2) God never cursed anyone in Genesis 9. He blessed Noah and told him to be fruitful and multiply and replenish the earth: NOAH did the cursing. Noah did not have the power to cause one person or line of descendants to be "inferior" to another. God may just have honored Noah's curse, but He didn't change the DNA of those people just because.

3) From that, there are two explanations for the black-colored skin of the African race (and Australian Aboriginals, not to mention Micronesians!): either, like had been taught for years, Cain's curse was blackness, and his dark-skinned line was continued through Ham's line because he married a Cainite wife; or the skin change is completely due to the natural affects of melanin and the sun's rays because of the geographical location.

Also note that Ishmael was half Hamite because of Abraham's relationship with Hagar, an Egyptian; therefore the Middle Eastern people are more Hamite than Shemite (excluding Iran: they are Aryan/Caucasian)!

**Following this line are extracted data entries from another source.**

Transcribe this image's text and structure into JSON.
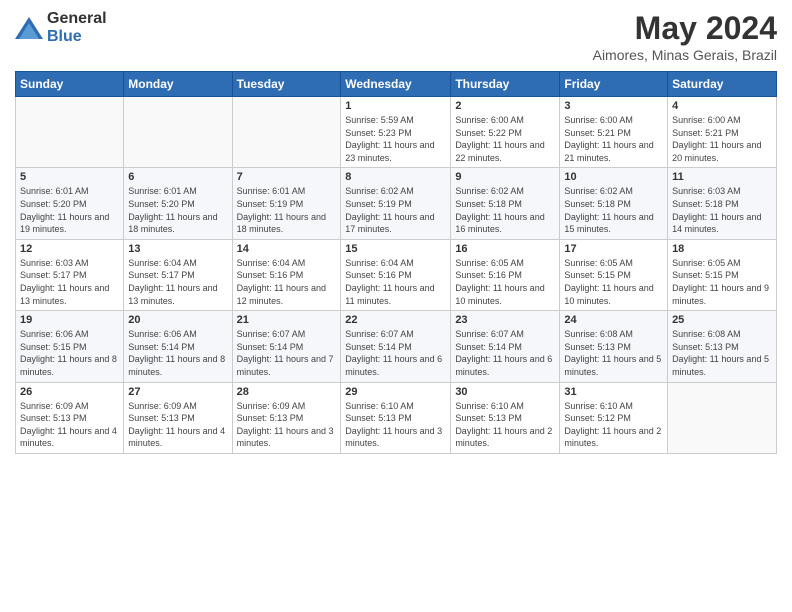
{
  "logo": {
    "general": "General",
    "blue": "Blue"
  },
  "title": {
    "month_year": "May 2024",
    "location": "Aimores, Minas Gerais, Brazil"
  },
  "weekdays": [
    "Sunday",
    "Monday",
    "Tuesday",
    "Wednesday",
    "Thursday",
    "Friday",
    "Saturday"
  ],
  "weeks": [
    [
      {
        "day": "",
        "sunrise": "",
        "sunset": "",
        "daylight": ""
      },
      {
        "day": "",
        "sunrise": "",
        "sunset": "",
        "daylight": ""
      },
      {
        "day": "",
        "sunrise": "",
        "sunset": "",
        "daylight": ""
      },
      {
        "day": "1",
        "sunrise": "Sunrise: 5:59 AM",
        "sunset": "Sunset: 5:23 PM",
        "daylight": "Daylight: 11 hours and 23 minutes."
      },
      {
        "day": "2",
        "sunrise": "Sunrise: 6:00 AM",
        "sunset": "Sunset: 5:22 PM",
        "daylight": "Daylight: 11 hours and 22 minutes."
      },
      {
        "day": "3",
        "sunrise": "Sunrise: 6:00 AM",
        "sunset": "Sunset: 5:21 PM",
        "daylight": "Daylight: 11 hours and 21 minutes."
      },
      {
        "day": "4",
        "sunrise": "Sunrise: 6:00 AM",
        "sunset": "Sunset: 5:21 PM",
        "daylight": "Daylight: 11 hours and 20 minutes."
      }
    ],
    [
      {
        "day": "5",
        "sunrise": "Sunrise: 6:01 AM",
        "sunset": "Sunset: 5:20 PM",
        "daylight": "Daylight: 11 hours and 19 minutes."
      },
      {
        "day": "6",
        "sunrise": "Sunrise: 6:01 AM",
        "sunset": "Sunset: 5:20 PM",
        "daylight": "Daylight: 11 hours and 18 minutes."
      },
      {
        "day": "7",
        "sunrise": "Sunrise: 6:01 AM",
        "sunset": "Sunset: 5:19 PM",
        "daylight": "Daylight: 11 hours and 18 minutes."
      },
      {
        "day": "8",
        "sunrise": "Sunrise: 6:02 AM",
        "sunset": "Sunset: 5:19 PM",
        "daylight": "Daylight: 11 hours and 17 minutes."
      },
      {
        "day": "9",
        "sunrise": "Sunrise: 6:02 AM",
        "sunset": "Sunset: 5:18 PM",
        "daylight": "Daylight: 11 hours and 16 minutes."
      },
      {
        "day": "10",
        "sunrise": "Sunrise: 6:02 AM",
        "sunset": "Sunset: 5:18 PM",
        "daylight": "Daylight: 11 hours and 15 minutes."
      },
      {
        "day": "11",
        "sunrise": "Sunrise: 6:03 AM",
        "sunset": "Sunset: 5:18 PM",
        "daylight": "Daylight: 11 hours and 14 minutes."
      }
    ],
    [
      {
        "day": "12",
        "sunrise": "Sunrise: 6:03 AM",
        "sunset": "Sunset: 5:17 PM",
        "daylight": "Daylight: 11 hours and 13 minutes."
      },
      {
        "day": "13",
        "sunrise": "Sunrise: 6:04 AM",
        "sunset": "Sunset: 5:17 PM",
        "daylight": "Daylight: 11 hours and 13 minutes."
      },
      {
        "day": "14",
        "sunrise": "Sunrise: 6:04 AM",
        "sunset": "Sunset: 5:16 PM",
        "daylight": "Daylight: 11 hours and 12 minutes."
      },
      {
        "day": "15",
        "sunrise": "Sunrise: 6:04 AM",
        "sunset": "Sunset: 5:16 PM",
        "daylight": "Daylight: 11 hours and 11 minutes."
      },
      {
        "day": "16",
        "sunrise": "Sunrise: 6:05 AM",
        "sunset": "Sunset: 5:16 PM",
        "daylight": "Daylight: 11 hours and 10 minutes."
      },
      {
        "day": "17",
        "sunrise": "Sunrise: 6:05 AM",
        "sunset": "Sunset: 5:15 PM",
        "daylight": "Daylight: 11 hours and 10 minutes."
      },
      {
        "day": "18",
        "sunrise": "Sunrise: 6:05 AM",
        "sunset": "Sunset: 5:15 PM",
        "daylight": "Daylight: 11 hours and 9 minutes."
      }
    ],
    [
      {
        "day": "19",
        "sunrise": "Sunrise: 6:06 AM",
        "sunset": "Sunset: 5:15 PM",
        "daylight": "Daylight: 11 hours and 8 minutes."
      },
      {
        "day": "20",
        "sunrise": "Sunrise: 6:06 AM",
        "sunset": "Sunset: 5:14 PM",
        "daylight": "Daylight: 11 hours and 8 minutes."
      },
      {
        "day": "21",
        "sunrise": "Sunrise: 6:07 AM",
        "sunset": "Sunset: 5:14 PM",
        "daylight": "Daylight: 11 hours and 7 minutes."
      },
      {
        "day": "22",
        "sunrise": "Sunrise: 6:07 AM",
        "sunset": "Sunset: 5:14 PM",
        "daylight": "Daylight: 11 hours and 6 minutes."
      },
      {
        "day": "23",
        "sunrise": "Sunrise: 6:07 AM",
        "sunset": "Sunset: 5:14 PM",
        "daylight": "Daylight: 11 hours and 6 minutes."
      },
      {
        "day": "24",
        "sunrise": "Sunrise: 6:08 AM",
        "sunset": "Sunset: 5:13 PM",
        "daylight": "Daylight: 11 hours and 5 minutes."
      },
      {
        "day": "25",
        "sunrise": "Sunrise: 6:08 AM",
        "sunset": "Sunset: 5:13 PM",
        "daylight": "Daylight: 11 hours and 5 minutes."
      }
    ],
    [
      {
        "day": "26",
        "sunrise": "Sunrise: 6:09 AM",
        "sunset": "Sunset: 5:13 PM",
        "daylight": "Daylight: 11 hours and 4 minutes."
      },
      {
        "day": "27",
        "sunrise": "Sunrise: 6:09 AM",
        "sunset": "Sunset: 5:13 PM",
        "daylight": "Daylight: 11 hours and 4 minutes."
      },
      {
        "day": "28",
        "sunrise": "Sunrise: 6:09 AM",
        "sunset": "Sunset: 5:13 PM",
        "daylight": "Daylight: 11 hours and 3 minutes."
      },
      {
        "day": "29",
        "sunrise": "Sunrise: 6:10 AM",
        "sunset": "Sunset: 5:13 PM",
        "daylight": "Daylight: 11 hours and 3 minutes."
      },
      {
        "day": "30",
        "sunrise": "Sunrise: 6:10 AM",
        "sunset": "Sunset: 5:13 PM",
        "daylight": "Daylight: 11 hours and 2 minutes."
      },
      {
        "day": "31",
        "sunrise": "Sunrise: 6:10 AM",
        "sunset": "Sunset: 5:12 PM",
        "daylight": "Daylight: 11 hours and 2 minutes."
      },
      {
        "day": "",
        "sunrise": "",
        "sunset": "",
        "daylight": ""
      }
    ]
  ]
}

That's what it boils down to: God never blessed slavery, He simply allowed it. I don't think God looked kindly upon American slavery (though, truth be told, only 1% of slaves in the New World even came to the US!!) because under the New Covenant, God largely did away with the things that people used to justify slavery. All humans are equal in Christ; I don't believe that we are created equal (socially-speaking, not genetics), but we all have equal opportunity in this life to make something of ourselves.